Konferansın açılışında bir konuşma yapan Bilgi Teknolojileri ve İletişim Kurumu (BTK) Başkanı Ömer Abdullah Karagözoğlu ise, tüm dünyada otomotiv sektöründe önemli değişim ve dönüşüm yaşandığını, elektrikli araçlara geçişin hızlandığını kaydetti. Küresel elektrikli araç pazarının hızla büyüdüğünü vurgulayan Ömer Abdullah Karagözoğlu, “2022 yılında küresel elektrikli araç satışında bir önceki yıla göre yüzde 108’lik bir artış olduğunu görüyoruz. Otonom araç teknolojisinde ise istatistikler 2022 yılında küresel olarak 100 milyar doların üzerinde yatırım yapıldığını gösteriyor. Bu yeni otomotiv çağında şüphesiz yazılımın önemi göz ardı edilemez. Yazılım çözümleri ile gelişmiş sürücü destek sistemleri, bilgi eğlence sistemleri ve bir dizi bağlantılı araç sistemleri destekleniyor. 2022 yılında otomotiv yazılımına yapılan küresel harcamanın 50 milyar doların üzerinde olduğu kaydediliyor. Otomotiv endüstrisinin dünya ekonomisine büyük katkı sağladığını ve hem doğrudan hem de dolaylı olarak 100 milyondan fazla insanın gelir kaynağı olduğunu belirten Ömer Abdullah Karagözoğlu, “Türk otomotiv sanayisinin önemli başarılara imza attığını görmek bizleri mutlu ediyor. Türkiye 2022 yılında 1,35 milyon adet üretimi ile dünyanın en büyük 13. otomotiv üreticisidir. Aynı yıl ihraç ettiği 970 bin araçla ülkemiz Avrupa’nın en büyük otomotiv ihracatçılarından biri konumunda yer alıyor. Özellikle Türk otomotiv üreticilerinin 2022 yılında 30 binden fazla elektrikli araç üretecek geleceği kucakladığını ve sürdürülebilir mobiliteye doğru bir rota çizdiğini görüyoruz.” dedi.

Yaşanan dijital dönüşümün otomotiv üreticilerine yeni inovasyon alanlarının da kilidini açtığını belirten Ömer Abdullah Karagözoğlu, şöyle devam etti: “Otonom araçlar mobilitenin geleceğine uzanan bir köprü vazifesi görüyor. Dijital dönüşüm ile araçlar kontrol üniteleri ve sensörlerin yardımıyla bulunduğu ortamı algılayarak sürücünün daha rahat ve güvenli yolculuk yapmasını sağlıyor.

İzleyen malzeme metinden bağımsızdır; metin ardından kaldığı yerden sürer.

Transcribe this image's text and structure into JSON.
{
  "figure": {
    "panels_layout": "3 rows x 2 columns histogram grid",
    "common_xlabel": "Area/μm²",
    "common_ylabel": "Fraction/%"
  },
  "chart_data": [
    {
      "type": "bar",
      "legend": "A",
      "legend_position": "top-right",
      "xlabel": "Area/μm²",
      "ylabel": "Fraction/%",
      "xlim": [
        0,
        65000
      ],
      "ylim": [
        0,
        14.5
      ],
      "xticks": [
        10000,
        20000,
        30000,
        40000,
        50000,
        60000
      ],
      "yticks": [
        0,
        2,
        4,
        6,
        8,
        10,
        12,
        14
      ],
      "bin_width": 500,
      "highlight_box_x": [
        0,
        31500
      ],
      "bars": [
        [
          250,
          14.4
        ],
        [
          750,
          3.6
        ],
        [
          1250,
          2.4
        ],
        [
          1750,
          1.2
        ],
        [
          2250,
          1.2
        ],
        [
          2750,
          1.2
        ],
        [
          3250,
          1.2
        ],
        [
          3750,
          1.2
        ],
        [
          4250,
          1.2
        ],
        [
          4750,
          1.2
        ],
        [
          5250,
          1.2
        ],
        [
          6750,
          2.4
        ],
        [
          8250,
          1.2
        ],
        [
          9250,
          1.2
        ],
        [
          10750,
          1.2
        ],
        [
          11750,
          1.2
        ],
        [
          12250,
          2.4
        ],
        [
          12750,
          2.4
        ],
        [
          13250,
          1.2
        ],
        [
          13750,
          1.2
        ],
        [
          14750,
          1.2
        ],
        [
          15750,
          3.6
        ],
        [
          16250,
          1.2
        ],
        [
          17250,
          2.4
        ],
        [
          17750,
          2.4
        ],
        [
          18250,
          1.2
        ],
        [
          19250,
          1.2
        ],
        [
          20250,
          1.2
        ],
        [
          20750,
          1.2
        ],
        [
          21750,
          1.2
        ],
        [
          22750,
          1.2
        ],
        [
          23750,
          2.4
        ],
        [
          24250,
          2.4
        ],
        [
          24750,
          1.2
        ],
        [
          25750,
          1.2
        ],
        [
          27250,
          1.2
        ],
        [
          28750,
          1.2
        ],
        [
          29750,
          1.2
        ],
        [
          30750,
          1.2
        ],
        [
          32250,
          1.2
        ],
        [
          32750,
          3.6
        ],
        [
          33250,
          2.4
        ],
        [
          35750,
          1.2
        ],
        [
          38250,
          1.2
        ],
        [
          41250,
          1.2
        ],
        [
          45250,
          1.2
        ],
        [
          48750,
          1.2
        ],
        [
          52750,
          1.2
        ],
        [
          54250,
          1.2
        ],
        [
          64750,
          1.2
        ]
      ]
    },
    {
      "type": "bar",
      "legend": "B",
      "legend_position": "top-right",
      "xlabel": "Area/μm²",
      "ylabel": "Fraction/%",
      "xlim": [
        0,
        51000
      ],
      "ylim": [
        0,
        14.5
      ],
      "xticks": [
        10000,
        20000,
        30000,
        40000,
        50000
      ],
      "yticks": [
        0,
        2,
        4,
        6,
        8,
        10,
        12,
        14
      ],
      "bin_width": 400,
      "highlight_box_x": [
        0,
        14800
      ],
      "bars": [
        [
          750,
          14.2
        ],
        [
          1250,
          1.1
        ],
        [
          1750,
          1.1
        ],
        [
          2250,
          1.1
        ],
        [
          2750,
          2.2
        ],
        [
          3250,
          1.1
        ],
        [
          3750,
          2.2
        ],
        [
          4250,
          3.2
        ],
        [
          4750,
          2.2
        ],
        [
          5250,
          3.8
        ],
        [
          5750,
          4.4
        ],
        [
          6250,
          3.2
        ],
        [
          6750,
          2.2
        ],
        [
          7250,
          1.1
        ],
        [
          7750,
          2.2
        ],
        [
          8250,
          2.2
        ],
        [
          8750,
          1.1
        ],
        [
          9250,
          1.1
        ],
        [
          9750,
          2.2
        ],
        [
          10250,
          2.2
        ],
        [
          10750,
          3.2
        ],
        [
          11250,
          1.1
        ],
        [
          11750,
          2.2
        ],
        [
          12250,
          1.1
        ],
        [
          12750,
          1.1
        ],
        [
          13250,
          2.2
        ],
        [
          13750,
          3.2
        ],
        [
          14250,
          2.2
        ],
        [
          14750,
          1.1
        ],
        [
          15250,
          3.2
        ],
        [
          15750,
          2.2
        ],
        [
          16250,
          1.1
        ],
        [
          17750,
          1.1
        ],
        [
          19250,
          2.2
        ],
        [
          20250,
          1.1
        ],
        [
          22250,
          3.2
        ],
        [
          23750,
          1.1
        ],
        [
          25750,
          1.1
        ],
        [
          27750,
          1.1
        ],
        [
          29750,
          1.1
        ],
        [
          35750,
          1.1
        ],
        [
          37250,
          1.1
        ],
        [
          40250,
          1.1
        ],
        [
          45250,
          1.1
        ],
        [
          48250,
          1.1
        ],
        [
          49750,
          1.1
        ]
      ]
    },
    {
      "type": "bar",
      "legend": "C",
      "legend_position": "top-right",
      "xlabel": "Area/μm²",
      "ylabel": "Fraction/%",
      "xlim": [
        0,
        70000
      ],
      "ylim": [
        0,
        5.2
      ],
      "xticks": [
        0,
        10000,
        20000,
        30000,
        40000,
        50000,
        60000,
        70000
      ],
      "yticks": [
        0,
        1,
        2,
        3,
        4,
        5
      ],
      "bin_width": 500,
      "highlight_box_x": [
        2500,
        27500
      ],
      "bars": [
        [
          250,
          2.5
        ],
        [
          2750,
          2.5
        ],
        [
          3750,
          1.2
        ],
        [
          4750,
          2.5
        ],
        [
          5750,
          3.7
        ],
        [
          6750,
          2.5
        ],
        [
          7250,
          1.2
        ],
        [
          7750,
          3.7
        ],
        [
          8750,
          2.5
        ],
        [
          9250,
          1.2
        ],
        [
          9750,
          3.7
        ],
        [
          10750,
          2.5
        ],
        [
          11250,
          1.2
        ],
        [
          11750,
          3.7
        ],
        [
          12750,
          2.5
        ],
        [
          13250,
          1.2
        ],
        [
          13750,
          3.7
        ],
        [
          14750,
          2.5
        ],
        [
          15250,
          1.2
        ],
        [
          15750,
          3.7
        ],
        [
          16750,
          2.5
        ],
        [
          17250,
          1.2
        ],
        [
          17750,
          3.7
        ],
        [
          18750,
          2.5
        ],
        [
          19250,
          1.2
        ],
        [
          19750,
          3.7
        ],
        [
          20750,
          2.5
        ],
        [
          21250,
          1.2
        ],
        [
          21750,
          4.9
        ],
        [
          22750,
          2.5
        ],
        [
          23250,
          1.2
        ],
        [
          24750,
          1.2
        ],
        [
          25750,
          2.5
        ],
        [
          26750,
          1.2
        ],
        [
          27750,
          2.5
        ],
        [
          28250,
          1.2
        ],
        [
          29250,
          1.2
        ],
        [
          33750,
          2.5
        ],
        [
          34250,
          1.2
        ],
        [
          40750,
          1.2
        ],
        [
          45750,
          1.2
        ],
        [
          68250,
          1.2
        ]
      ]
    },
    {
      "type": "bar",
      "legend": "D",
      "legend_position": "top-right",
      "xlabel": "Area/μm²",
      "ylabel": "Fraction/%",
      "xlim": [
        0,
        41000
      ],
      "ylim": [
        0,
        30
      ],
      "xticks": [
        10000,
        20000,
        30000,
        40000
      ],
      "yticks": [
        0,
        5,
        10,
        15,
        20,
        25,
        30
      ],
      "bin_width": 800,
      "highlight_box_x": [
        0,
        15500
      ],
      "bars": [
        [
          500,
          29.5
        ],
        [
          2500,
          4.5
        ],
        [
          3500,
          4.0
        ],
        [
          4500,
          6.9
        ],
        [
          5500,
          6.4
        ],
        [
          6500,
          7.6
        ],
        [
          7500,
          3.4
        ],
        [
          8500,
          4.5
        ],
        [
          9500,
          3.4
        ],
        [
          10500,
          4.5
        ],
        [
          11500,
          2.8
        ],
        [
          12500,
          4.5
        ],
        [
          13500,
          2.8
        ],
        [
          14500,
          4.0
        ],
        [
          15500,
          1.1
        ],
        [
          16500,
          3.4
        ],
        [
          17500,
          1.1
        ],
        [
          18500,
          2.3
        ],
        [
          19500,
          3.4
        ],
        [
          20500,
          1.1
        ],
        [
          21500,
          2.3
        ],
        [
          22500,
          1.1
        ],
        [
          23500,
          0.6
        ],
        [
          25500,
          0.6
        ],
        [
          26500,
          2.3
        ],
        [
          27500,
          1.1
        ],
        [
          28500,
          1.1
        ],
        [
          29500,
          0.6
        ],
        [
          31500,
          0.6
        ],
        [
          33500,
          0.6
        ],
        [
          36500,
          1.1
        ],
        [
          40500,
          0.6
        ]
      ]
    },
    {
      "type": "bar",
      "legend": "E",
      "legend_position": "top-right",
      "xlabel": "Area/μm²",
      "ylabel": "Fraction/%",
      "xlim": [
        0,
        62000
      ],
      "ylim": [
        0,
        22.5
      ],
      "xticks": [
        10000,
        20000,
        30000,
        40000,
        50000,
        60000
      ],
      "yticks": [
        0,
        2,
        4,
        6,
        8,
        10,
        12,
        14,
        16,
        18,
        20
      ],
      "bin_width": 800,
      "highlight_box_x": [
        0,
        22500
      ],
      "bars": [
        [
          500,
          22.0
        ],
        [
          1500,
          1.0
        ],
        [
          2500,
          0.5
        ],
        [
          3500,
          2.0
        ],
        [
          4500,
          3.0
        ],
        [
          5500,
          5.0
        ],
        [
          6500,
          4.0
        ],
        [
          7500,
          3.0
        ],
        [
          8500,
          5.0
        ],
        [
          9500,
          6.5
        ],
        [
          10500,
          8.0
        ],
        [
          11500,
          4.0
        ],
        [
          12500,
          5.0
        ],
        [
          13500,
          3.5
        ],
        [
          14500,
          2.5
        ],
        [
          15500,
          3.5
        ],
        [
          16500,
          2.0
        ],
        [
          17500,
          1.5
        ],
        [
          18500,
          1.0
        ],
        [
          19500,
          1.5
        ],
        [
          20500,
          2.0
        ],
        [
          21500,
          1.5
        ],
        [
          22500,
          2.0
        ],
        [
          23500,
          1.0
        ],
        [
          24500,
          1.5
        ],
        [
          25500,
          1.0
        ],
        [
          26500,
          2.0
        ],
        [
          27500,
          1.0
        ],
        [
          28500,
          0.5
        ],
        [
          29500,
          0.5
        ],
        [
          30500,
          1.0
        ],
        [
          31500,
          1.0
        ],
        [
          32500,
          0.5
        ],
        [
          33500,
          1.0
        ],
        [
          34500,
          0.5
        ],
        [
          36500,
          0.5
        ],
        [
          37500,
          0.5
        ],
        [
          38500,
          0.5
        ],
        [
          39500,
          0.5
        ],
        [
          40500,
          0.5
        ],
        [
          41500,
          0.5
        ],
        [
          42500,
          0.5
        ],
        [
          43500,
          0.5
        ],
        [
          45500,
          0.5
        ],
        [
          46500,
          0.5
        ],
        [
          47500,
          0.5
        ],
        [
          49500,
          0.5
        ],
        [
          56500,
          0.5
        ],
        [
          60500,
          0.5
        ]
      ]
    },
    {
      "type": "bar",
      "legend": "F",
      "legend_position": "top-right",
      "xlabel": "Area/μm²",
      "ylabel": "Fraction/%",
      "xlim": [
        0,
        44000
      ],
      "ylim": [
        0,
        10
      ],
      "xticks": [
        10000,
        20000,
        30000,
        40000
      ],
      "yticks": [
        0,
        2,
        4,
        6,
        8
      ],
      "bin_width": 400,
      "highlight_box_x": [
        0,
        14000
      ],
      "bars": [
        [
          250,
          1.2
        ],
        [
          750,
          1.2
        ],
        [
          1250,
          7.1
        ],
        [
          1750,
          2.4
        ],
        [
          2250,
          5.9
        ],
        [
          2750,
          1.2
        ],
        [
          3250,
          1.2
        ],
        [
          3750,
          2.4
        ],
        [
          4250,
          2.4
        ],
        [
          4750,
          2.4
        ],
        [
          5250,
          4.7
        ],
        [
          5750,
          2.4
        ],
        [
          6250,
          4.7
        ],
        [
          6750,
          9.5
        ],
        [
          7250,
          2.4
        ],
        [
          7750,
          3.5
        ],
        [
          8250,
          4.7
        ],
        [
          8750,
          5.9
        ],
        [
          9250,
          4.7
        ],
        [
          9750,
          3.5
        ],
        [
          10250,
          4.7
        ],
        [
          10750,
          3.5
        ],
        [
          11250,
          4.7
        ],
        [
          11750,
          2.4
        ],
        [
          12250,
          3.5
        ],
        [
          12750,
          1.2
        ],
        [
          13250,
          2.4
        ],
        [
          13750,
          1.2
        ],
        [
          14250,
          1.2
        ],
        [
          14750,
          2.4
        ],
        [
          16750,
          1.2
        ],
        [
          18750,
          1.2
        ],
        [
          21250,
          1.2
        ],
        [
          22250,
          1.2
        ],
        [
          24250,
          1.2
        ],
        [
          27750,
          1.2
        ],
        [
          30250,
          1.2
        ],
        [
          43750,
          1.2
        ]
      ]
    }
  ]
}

Akıllı araçlar kablosuz iletişim ağları, uydular ve şehrin altyapısını kullanıyor. Bu anlamda ülkemizde alternatif ve her geçen gün gelişen alt yapılar ile tüm sektörlerin gelişimine güç veriyoruz. Fiber altyapı uzunluğu 536 bin km’yi aşmış durumda. Güçlü, sabit, mobil ve uydu teknolojilerimiz ile her an her yerde bağlantılı hayatlar yaşıyoruz.  2022 yılında yapılan toplam yatırım tutarının 31,1 milyar TL olduğunu görüyoruz. Bu yatırımlar gerek vatandaşımıza daha iyi hizmet sunabilmek gerekse ülkemizi gelmekte olan yeni teknolojilere hazırlamak için oldukça önem arz ediyor. Bu başarılar devletimizin kararlı politikaları ve desteği ile ve özel sektörümüzün çabaları ile yapılan yatırımların birer sonucudur.’’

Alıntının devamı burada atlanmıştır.